Quando belli dorati, appoggiateli in un vassoio e nella stessa padella, dopo avere tolto il grasso di cottura, aggiungete l'aceto che farete bollire per circa 5 secondi a fuoco forte. Versate poi il brodo, rimettete i pezzi di pollo, il miele e fate cuocere piano piano fino a quando la carne risulta cotta. Se ce ne fosse bisogno, aggiungete dell' altro brodo e aggiustate il sale ed il pepe. Negli ultimi minuti di cottura, aggiungete i chicchi di uva ben lavati ed interi.

domenica 20 giugno 2010

Scottadito all'ananas

Scottadito (costolette) di agnello
aromi, sale e pepe
ananas fresco a fette
olio crudo

Eliminare le parti grasse dalle costolette
cospargerle con un trito di rosmarino, timo e ginepro
adagiare su una leccarda del forno le fette di ananas
le scottadito di agnello andranno invece adagiate sulla griglia del forno, che dovrà poi essere posizionata ad un livello superiore della leccarda
cuocere alla massima temperatura (grill), il succo della carne cadrà e condirà l'ananas
servire: salare e pepare l'agnello e adagiarlo sopra alle fette di ananas, versare un filo di olio crudo sulla carne

giovedì 10 giugno 2010

Magatello estivo

1 magatello
1 carota, 1 cipolla, 1 gambo di sedano
2 zucchine
parmigiano, olio, limone, pepe, sale

Portare a bollore nella pentola a pressione l'acqua con la carota, la cipolla e il sedano.

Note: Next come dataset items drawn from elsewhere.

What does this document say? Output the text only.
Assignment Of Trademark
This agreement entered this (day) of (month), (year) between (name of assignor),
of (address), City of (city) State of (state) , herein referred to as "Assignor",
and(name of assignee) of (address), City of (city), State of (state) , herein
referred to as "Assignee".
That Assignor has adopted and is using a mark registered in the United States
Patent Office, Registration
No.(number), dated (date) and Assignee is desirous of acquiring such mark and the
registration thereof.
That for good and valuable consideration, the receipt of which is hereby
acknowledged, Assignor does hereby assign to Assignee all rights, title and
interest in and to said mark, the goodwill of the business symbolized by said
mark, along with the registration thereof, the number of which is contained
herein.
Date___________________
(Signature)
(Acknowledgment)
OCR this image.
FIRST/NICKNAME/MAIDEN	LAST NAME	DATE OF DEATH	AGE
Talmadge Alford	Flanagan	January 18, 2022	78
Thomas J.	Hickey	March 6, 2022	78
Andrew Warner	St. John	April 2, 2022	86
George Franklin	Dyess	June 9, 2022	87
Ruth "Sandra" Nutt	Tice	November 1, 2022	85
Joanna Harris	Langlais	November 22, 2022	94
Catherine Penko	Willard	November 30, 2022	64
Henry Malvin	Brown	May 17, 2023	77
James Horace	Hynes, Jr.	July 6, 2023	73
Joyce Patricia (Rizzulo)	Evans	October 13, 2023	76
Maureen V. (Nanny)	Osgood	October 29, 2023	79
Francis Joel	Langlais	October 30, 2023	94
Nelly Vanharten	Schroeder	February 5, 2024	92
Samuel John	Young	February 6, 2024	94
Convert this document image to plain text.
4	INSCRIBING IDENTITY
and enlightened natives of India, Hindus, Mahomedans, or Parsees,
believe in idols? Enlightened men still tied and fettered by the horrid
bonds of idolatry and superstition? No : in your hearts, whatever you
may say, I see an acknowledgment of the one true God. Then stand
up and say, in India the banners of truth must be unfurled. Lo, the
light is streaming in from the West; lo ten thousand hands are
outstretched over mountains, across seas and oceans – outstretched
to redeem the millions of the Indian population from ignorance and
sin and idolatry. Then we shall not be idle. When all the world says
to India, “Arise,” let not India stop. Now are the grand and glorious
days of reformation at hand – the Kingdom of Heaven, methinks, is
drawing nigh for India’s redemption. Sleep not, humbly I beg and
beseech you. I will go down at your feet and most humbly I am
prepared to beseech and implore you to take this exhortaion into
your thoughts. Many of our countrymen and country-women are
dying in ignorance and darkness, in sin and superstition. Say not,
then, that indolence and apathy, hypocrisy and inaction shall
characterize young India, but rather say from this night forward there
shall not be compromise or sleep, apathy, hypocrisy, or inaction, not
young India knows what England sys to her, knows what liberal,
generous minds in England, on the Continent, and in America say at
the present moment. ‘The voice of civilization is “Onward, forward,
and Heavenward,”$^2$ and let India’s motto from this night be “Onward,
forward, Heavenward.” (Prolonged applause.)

Aggiungere il magatello, chiudere e calcolare 15-20 min. dal fischio.
Lasciare raffreddare il magatello nel brodo.
Mezza giornata prima del pranzo/cena affettare il magatello sottile (come per il vitello tonnato) e disporlo sul piatto di portata. Coprire le fette con un'emulsione di olio, succo di limone, pepe e sale. Cospargere il tutto di abbondante parmigiano grattugiato e mettere in frigo.
Poco prima di servire, coprire con le zucchine tagliate a julienne.